Welche großräumigen Prozesse beeinflussen die Gewitteraktivität in Europa?

Die Forschung zu Extremwetterereignissen und Klimawandel hat in den vergangenen Jahren große Fortschritte gemacht. Allerdings ist ein besseres Verständnis der Einflüsse großräumiger Prozesse auf die Gewitteraktivität noch immer erforderlich.

Schwere Gewitterereignisse und damit verbundene Wetterextreme wie Hagel, konvektive Sturmböen oder Tornados verursachen in Europas häufig erhebliche Schäden an Gebäuden und Infrastrukturen oder in der Landwirtschaft und dem Ökosystem. Trotz der hohen Relevanz der Fragen zur vergangenen und zukünftigen Entwicklung solcher Ereignisse ist die Rolle der natürlichen Klimavariabilität und der Einfluss durch großräumiger dynamischer Prozesse und Mechanismen auf solche Erscheinungen noch recht wenig verstanden.
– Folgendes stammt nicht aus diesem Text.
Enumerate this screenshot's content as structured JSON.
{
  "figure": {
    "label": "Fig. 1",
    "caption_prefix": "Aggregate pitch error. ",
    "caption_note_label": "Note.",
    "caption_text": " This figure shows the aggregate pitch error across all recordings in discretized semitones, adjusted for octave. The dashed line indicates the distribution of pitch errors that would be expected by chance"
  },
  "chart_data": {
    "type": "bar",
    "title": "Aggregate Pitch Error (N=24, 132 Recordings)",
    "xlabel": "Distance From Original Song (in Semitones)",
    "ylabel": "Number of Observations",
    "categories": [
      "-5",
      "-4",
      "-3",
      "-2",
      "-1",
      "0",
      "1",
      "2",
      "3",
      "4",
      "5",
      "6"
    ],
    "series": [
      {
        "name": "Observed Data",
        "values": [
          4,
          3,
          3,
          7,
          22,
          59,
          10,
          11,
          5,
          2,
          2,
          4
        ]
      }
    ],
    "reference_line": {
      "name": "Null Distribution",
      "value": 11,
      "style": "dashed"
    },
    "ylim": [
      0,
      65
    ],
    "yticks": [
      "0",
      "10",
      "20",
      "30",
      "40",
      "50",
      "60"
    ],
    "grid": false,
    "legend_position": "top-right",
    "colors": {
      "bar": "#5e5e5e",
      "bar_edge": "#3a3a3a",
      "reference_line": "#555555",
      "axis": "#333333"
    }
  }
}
Um diese Wissenslücke zu schließen, widmet sich die Arbeitsgruppe „Atmosphärische Risiken“ am IMK-TRO seit ein paar Jahren in mehreren Projekten dieser Fragestellung.

Kürzlich wurde im Rahmen einer Doktorarbeit gezeigt, dass die jährliche Variabilität der Gewitterereignisse mit der Variabilität der atlantischen Meeresoberflächentemperatur oder verschiedenen Telekonnektionsmustern der nördlichen Hemisphäre (z.B. Nordatlantische/Ostatlantische Oszillation) zusammenhängt (Piper, 2017; Piper und Kunz, 2017; Piper et al., 2019). Beispielsweise beeinflusst die Meeresoberflächentemperatur über dem Golf von Biskaya die jährliche europäische Gewitterhäufigkeit, wobei hier der größte positive Effekt in Frankreich zu beobachten ist.
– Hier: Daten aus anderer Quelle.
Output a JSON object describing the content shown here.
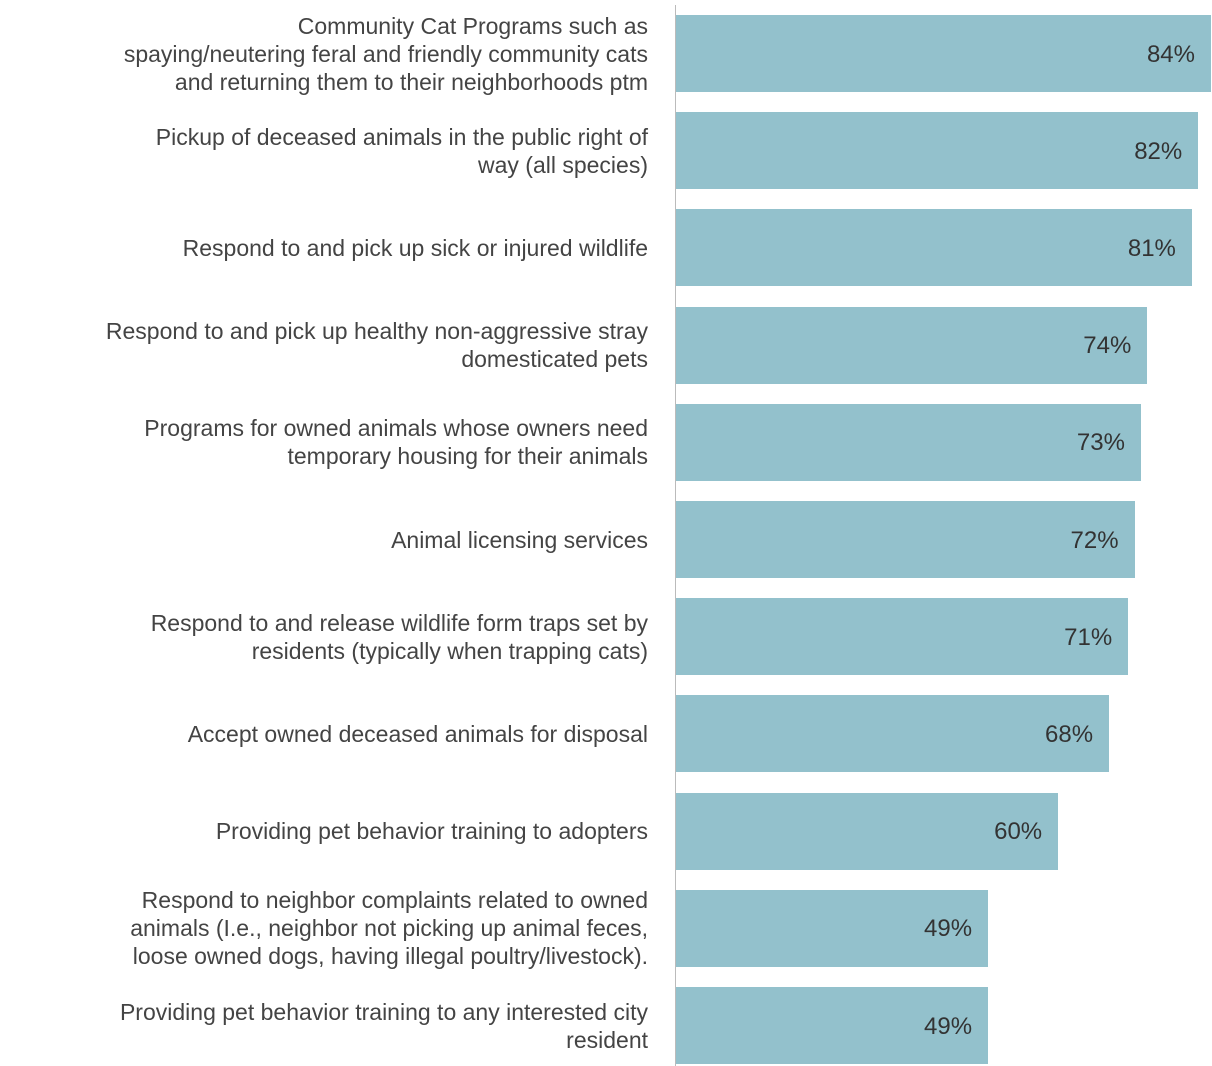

In mehreren Arbeiten der Arbeitsgruppe wurde außerdem untersucht, ob bestimmte Wetterregime wie beispielsweise Blockingsituationen über Europa einen Einfluss auf die Gewitteraktivität haben. Atmosphärisches Blocking mit einer Lebensdauer von mehreren Tagen bis Wochen ist ein quasi-stationäres, persistentes Strömungsmuster in der mittleren Atmosphäre. Dadurch wird die Tiefdruckaktivität in einer bestimmten Region beeinflusst. So führt ein nahezu stationäres, stabiles Hochdruckgebiet in der Troposphäre in 5 bis 10 Kilometern Höhe zu einer Blockierung des Westwinddrifts. In der Vergangenheit wurde bereits gezeigt, dass solche persistenten Wetterlagen die Intensität und Häufigkeit von Wetterextremen wie Kälteperioden, Hitzewellen oder Starkregenereignissen in Regionen flussaufwärts oder flussabwärts des blockierten Gebietes einhergehen.
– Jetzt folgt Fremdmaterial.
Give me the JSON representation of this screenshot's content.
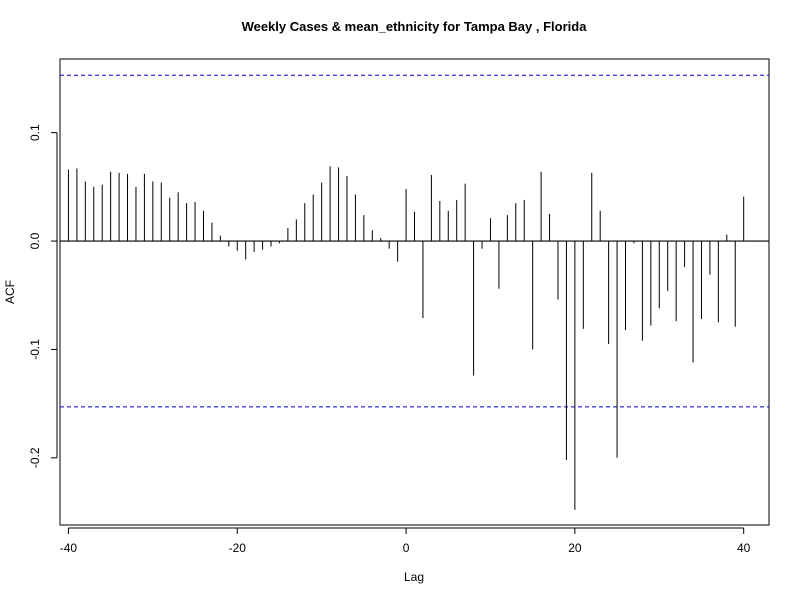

Auch erste Fallstudien im Rahmen der Forschungsaktivitäten der Arbeitsgruppe deuteten auf einen Zusammenhang zwischen Blocking und Gewitterereignissen hin. Beispielsweise zeigen Piper et al. (2016), dass eine außergewöhnliche Abfolge von schweren Gewittern, die mehrere Sturzfluten im Mai und Juni 2016 in Deutschland verursachten (z.B. Sturzflut Braunsbach), durch persistente konvektionsfördernden Bedingungen begünstigt wurden. Diese außergewöhnliche Situation, die fast zwei Wochen anhielt, konnte zunächst mit einen skandinavischen und später mit einem europäischen Block in Verbindung gebracht werden.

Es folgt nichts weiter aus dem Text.